Expert and Oversight Concerns

The chair of a police oversight board, chair of the advisory panel for the national policing equality strategy, said: “We observed scant discussion in equality strategy sessions of the facial recognition rollout despite obvious cross-over with the plan’s concerns.

“This disclosure show yet again that the anti-racism commitments the police has undertaken through the equality initiative are failing to be integrated into wider practice. Independent assessments have warned that new technologies are being rolled out in a landscape where ethnic inequalities, weak scrutiny and faulty information gathering already persist.

“Any use of this technology must meet strict national standards, be independently scrutinised, and demonstrate it reduces rather than exacerbates racial disparity.”

Official Statement

A government representative stated: “We treat the conclusions of the report with utmost gravity and we have implemented changes. A updated software has been externally evaluated and procured, which has no statistically significant bias. It will be tested in the coming months and will be subject to further assessment.
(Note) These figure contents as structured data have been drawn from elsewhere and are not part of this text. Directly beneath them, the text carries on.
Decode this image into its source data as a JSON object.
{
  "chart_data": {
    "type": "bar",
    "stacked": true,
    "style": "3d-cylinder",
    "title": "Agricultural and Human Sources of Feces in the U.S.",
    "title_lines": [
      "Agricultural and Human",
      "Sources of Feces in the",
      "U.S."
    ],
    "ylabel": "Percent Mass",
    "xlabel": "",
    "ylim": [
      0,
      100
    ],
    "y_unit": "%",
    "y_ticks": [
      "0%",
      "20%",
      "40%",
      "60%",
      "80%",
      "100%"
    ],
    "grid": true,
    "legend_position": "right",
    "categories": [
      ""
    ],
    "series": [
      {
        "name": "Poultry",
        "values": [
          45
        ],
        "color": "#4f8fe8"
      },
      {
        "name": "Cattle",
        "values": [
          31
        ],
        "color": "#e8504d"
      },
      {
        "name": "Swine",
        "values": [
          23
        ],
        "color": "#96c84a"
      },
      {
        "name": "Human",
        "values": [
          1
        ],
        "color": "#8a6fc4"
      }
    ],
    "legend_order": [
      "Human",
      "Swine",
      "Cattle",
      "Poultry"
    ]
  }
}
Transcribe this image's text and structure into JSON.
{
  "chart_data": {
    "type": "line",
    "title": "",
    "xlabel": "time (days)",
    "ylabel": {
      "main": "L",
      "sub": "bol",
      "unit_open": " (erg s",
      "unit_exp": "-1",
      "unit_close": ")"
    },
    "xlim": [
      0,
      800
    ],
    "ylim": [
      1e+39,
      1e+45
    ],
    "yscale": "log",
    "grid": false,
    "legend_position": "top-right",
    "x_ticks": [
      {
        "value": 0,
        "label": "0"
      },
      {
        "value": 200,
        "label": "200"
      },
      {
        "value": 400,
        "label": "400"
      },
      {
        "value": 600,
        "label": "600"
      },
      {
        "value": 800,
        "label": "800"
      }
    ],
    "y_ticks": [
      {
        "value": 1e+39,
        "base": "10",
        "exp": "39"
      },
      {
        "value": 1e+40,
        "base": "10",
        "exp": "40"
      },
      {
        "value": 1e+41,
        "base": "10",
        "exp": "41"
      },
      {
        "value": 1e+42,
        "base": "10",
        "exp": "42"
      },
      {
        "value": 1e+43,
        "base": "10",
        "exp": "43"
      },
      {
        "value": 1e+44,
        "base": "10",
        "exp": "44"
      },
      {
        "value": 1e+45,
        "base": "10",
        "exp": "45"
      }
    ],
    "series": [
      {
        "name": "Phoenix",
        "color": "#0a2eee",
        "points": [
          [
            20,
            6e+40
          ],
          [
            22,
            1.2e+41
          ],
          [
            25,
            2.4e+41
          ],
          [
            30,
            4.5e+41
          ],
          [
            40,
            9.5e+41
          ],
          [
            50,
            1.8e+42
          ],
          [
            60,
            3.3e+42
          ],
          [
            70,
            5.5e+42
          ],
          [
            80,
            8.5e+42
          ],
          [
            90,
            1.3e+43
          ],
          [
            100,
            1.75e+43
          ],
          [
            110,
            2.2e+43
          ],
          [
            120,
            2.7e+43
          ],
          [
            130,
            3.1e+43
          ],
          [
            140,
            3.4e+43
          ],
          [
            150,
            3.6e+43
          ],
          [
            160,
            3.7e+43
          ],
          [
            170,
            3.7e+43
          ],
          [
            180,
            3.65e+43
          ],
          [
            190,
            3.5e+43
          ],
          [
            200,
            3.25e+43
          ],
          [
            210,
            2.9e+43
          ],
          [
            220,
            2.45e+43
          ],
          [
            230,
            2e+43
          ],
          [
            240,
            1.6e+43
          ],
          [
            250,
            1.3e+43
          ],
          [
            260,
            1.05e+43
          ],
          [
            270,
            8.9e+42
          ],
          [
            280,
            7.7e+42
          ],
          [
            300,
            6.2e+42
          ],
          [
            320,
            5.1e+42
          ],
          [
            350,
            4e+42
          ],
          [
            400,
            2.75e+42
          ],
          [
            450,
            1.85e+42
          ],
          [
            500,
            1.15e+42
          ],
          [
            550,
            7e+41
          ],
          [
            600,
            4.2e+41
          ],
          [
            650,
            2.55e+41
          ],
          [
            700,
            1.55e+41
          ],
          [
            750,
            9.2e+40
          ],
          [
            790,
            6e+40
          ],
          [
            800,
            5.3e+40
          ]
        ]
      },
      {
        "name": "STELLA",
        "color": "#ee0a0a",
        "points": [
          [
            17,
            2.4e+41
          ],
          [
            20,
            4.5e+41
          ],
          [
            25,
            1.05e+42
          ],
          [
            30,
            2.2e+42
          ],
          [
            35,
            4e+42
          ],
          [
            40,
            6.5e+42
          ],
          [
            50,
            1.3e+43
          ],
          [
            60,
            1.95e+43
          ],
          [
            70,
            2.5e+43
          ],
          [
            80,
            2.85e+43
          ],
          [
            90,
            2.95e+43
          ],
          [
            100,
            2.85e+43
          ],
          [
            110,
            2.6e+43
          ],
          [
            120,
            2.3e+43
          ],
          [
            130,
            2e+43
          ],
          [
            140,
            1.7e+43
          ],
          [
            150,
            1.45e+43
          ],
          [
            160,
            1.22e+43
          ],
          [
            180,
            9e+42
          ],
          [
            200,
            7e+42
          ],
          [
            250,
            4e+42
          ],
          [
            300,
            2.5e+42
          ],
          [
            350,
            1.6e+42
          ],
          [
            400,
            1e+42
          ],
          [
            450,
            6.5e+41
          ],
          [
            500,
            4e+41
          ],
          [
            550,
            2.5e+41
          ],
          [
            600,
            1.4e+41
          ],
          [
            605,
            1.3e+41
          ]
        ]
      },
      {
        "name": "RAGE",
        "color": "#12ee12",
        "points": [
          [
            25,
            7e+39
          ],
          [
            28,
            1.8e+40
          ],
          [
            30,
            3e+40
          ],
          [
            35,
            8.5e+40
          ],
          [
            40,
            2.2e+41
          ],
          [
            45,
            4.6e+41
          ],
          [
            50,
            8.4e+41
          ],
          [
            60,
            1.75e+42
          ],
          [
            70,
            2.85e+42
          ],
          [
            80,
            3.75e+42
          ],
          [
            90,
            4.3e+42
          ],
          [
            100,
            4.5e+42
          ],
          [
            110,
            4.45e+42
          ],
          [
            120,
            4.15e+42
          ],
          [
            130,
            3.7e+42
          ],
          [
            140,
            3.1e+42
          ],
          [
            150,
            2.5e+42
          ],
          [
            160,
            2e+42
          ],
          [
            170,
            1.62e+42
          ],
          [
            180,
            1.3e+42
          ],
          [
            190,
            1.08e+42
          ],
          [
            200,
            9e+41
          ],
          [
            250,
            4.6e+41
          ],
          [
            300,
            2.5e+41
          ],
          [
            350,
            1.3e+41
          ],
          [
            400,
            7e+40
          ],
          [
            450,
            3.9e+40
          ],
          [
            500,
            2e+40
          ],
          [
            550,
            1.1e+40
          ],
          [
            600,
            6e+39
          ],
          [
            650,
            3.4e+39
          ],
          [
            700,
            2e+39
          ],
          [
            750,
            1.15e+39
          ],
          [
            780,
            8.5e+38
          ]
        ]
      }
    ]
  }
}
“The foremost aim is protecting the public. This gamechanging technology will support police to apprehend and prosecute offenders. There is officer review in each stage of the procedure and no arrest or charge would be taken without specialist personnel meticulously examining the results.”

Jason Martinez
Jason Martinez

Elara Vance is a tech journalist specializing in AI and machine learning, with a background in computer science and a passion for demystifying complex topics.